Jem grinned, nodded, and shambled off again; but, from that day forward, he attached himself to Guy with curious persistency, watching for his coming, starting up unexpectedly to hold the pony, made happy by a word or smile. He followed Guy as closely, and more humbly than Rawdie.

So it came to pass that, on the morning after her arrival with her aunt at the Hall, Florella, having found her way into part of the wood that covered Flete Edge, heard a sharp bark, and beheld Rawdie come scurrying over last year’s leaves and this year’s primroses, till a shrill whistle stopped him short.

Florella stood still also, as, coming across a clearing in the underwood, she saw Guy riding his little rough pony, and behind him, like a shadow, the grotesque figure of Jem Outhwaite. They were a strange and unusual pair, with the grotesque little dog for a herald.
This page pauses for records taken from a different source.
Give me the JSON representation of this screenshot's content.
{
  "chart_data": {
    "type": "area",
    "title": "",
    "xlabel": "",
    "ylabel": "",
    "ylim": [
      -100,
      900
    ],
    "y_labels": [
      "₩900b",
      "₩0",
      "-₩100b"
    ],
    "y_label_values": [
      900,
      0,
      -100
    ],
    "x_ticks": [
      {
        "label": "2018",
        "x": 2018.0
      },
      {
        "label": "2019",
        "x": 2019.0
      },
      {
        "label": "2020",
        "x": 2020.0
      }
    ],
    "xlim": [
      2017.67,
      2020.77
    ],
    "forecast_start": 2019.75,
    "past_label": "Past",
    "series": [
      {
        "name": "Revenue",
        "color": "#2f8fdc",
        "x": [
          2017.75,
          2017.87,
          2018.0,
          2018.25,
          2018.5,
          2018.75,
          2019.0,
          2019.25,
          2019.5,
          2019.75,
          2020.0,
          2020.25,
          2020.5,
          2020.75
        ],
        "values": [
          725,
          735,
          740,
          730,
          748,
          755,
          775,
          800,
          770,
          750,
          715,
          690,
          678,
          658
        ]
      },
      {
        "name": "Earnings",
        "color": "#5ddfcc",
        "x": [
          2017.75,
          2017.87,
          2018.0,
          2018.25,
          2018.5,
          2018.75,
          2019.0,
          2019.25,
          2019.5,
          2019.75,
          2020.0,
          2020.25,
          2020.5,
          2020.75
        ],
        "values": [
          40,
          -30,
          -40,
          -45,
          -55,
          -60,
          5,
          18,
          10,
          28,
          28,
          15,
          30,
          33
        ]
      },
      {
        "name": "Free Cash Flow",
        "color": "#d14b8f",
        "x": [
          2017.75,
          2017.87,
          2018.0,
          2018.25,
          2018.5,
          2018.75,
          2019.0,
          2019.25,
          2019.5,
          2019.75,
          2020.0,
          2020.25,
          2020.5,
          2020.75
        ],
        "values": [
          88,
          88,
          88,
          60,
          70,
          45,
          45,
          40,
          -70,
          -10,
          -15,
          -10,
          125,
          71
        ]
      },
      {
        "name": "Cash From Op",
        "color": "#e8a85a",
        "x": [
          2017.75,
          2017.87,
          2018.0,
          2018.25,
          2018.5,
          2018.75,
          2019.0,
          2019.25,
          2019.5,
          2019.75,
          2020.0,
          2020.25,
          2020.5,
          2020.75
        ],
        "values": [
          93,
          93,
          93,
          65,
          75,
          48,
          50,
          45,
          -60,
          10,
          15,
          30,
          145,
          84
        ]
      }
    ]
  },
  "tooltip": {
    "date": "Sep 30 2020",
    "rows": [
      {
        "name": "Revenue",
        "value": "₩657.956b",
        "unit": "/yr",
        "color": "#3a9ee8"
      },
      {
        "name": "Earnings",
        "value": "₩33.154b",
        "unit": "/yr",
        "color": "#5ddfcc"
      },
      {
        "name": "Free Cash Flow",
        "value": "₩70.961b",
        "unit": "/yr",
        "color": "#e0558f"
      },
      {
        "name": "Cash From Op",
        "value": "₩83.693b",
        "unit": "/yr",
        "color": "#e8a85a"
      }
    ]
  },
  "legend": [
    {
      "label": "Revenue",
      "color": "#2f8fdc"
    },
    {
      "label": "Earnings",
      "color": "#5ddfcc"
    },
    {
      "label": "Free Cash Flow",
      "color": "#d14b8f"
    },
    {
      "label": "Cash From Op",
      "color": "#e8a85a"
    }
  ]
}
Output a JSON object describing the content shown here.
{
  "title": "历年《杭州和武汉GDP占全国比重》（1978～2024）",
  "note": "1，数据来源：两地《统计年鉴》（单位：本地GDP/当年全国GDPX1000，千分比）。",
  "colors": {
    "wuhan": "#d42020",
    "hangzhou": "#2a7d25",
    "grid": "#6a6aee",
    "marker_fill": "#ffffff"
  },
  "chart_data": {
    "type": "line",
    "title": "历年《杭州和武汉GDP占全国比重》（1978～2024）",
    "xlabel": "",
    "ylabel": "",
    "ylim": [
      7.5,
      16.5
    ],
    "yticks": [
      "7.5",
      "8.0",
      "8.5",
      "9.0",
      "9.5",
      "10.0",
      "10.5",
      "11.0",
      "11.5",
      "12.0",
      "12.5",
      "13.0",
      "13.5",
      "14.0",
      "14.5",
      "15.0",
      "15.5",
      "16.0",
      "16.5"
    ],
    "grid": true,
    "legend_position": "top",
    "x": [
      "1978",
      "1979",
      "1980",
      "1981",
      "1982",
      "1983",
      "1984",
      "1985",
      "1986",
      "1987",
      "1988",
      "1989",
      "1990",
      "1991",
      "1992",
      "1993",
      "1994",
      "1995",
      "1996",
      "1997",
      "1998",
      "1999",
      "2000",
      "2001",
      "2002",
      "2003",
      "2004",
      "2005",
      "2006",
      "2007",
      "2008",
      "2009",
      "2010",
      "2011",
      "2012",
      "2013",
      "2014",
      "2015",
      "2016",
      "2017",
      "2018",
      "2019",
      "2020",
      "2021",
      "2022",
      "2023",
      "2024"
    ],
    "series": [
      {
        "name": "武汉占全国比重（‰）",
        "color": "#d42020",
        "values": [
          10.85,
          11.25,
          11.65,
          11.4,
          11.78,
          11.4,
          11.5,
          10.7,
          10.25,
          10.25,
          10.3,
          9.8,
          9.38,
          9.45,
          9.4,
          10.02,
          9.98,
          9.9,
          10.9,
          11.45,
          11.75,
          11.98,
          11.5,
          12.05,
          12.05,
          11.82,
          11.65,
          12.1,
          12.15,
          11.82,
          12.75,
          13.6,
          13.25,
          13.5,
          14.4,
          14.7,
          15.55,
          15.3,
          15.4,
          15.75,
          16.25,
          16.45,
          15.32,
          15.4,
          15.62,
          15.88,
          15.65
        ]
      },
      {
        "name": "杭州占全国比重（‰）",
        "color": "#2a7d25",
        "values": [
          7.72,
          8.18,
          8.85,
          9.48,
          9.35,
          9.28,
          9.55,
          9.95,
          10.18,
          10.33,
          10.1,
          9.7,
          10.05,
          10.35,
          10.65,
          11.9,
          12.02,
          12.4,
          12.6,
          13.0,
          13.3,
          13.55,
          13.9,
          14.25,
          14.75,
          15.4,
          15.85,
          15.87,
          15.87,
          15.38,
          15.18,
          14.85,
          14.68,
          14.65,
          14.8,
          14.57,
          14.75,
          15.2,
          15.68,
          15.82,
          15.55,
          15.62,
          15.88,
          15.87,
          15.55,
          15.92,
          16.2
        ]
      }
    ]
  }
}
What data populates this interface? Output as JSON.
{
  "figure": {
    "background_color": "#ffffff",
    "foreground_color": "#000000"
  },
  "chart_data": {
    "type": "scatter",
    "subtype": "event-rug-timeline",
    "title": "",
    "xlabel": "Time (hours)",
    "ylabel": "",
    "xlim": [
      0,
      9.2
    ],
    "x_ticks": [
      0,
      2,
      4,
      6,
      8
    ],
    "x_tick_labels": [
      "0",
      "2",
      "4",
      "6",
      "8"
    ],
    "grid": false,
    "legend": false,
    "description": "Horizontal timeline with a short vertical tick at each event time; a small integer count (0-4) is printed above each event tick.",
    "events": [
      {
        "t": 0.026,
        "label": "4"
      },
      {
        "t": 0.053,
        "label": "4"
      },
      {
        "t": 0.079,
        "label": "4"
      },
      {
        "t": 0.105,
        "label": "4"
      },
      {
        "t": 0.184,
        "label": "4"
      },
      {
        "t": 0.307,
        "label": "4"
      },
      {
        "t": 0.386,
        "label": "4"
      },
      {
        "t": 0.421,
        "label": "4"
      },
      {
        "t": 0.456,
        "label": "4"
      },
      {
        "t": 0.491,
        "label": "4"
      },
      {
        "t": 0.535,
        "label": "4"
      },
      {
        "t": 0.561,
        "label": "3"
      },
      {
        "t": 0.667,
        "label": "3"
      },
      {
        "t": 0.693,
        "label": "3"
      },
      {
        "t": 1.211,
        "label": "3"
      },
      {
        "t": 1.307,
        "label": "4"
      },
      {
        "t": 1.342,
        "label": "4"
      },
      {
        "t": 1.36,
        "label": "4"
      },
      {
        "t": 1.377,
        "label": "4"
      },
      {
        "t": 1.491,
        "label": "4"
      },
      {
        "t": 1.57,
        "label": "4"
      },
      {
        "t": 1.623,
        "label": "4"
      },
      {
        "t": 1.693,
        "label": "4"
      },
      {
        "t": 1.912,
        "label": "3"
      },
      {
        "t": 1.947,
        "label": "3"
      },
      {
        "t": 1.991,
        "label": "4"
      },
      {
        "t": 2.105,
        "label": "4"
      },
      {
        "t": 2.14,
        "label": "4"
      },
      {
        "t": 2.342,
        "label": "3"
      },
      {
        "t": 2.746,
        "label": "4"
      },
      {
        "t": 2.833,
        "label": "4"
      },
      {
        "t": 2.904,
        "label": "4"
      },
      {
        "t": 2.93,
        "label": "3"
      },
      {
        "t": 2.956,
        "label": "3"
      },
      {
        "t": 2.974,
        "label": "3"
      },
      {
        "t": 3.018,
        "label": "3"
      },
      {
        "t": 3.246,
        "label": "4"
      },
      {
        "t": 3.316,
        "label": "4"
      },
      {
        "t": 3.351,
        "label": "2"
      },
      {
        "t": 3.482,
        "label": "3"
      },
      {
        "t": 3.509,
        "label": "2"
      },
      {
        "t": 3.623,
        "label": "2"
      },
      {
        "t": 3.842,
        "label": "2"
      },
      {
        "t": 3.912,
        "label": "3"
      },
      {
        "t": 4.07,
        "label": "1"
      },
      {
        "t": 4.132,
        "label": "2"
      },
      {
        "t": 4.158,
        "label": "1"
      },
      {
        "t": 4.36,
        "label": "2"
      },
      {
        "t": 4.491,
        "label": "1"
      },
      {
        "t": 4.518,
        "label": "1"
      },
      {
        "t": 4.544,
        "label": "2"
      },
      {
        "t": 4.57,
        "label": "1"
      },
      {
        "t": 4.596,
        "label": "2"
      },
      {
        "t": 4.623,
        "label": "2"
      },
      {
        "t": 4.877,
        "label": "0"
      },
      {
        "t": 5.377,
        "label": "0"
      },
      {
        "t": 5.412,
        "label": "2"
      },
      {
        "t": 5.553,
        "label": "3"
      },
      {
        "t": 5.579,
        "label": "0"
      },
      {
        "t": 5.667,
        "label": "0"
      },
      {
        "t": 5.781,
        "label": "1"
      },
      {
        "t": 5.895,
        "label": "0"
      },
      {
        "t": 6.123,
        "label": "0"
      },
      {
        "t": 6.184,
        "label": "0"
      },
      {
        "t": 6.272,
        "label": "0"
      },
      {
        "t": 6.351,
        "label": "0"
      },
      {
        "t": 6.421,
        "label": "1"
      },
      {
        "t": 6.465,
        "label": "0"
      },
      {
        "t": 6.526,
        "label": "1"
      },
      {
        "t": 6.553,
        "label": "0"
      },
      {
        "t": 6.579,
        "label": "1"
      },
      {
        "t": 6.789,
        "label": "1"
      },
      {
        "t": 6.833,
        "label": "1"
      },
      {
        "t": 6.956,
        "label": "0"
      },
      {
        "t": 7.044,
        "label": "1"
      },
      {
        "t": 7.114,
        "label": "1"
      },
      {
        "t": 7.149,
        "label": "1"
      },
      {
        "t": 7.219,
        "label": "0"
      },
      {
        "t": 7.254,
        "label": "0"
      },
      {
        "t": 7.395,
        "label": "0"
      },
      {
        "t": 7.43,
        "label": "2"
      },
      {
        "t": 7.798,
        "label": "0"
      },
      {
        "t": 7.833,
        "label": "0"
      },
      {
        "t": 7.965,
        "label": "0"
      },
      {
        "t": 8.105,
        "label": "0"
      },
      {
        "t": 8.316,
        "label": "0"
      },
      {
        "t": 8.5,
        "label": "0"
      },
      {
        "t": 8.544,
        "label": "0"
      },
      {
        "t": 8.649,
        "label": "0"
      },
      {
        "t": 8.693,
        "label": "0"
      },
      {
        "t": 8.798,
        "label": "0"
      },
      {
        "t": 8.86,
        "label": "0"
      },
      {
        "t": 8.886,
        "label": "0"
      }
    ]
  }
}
Guy sprang off the pony, and came forward with an eager greeting.

“We knew you were coming yesterday,” he said. “Clifton and I meant to call this afternoon. I am so glad I am still here. Oh yes,” as she murmured an inquiry and a greeting, “I am quite strong now.”

After a few more sentences, he paused and said, with a smile, and a little shyness, “I want to show you something.”

He led her a few steps aside, along a little foot-track towards a bank, covered all over with the long trails and open flowers of the smaller periwinkle.

“There!” he said. “I have been watching these every day, to see if they would be ready for you. The spring blue-bells won’t be here for a long time; but these – they are blue – they are like stars – won’t they make a picture?”

“They are just what I wanted to see,” she said. “I have hardly ever been in the country in spring.”

“Let me get you some to take home and learn them. When I look at flowers, I almost think of how you will see them, and then I know how pretty they are.”

He put the long sprays into her hand, and they looked into one another’s eyes, and felt nothing but the spring, the flowers, and each other’s presence.

At first Guy wished for no more. He did not try to draw Florella more closely into his inner life, she made the outer one so fair. It was delightful to see her cut cake and pour out tea, to hear her chat to her aunt, or play with Rawdie, and when, at Mr Clifton’s suggestion, she undertook some little kindnesses to a few old women, a little notice of some rough girls, when she put her hand to the help of Waynflete, it seemed to Guy in truth like the descent of an angel.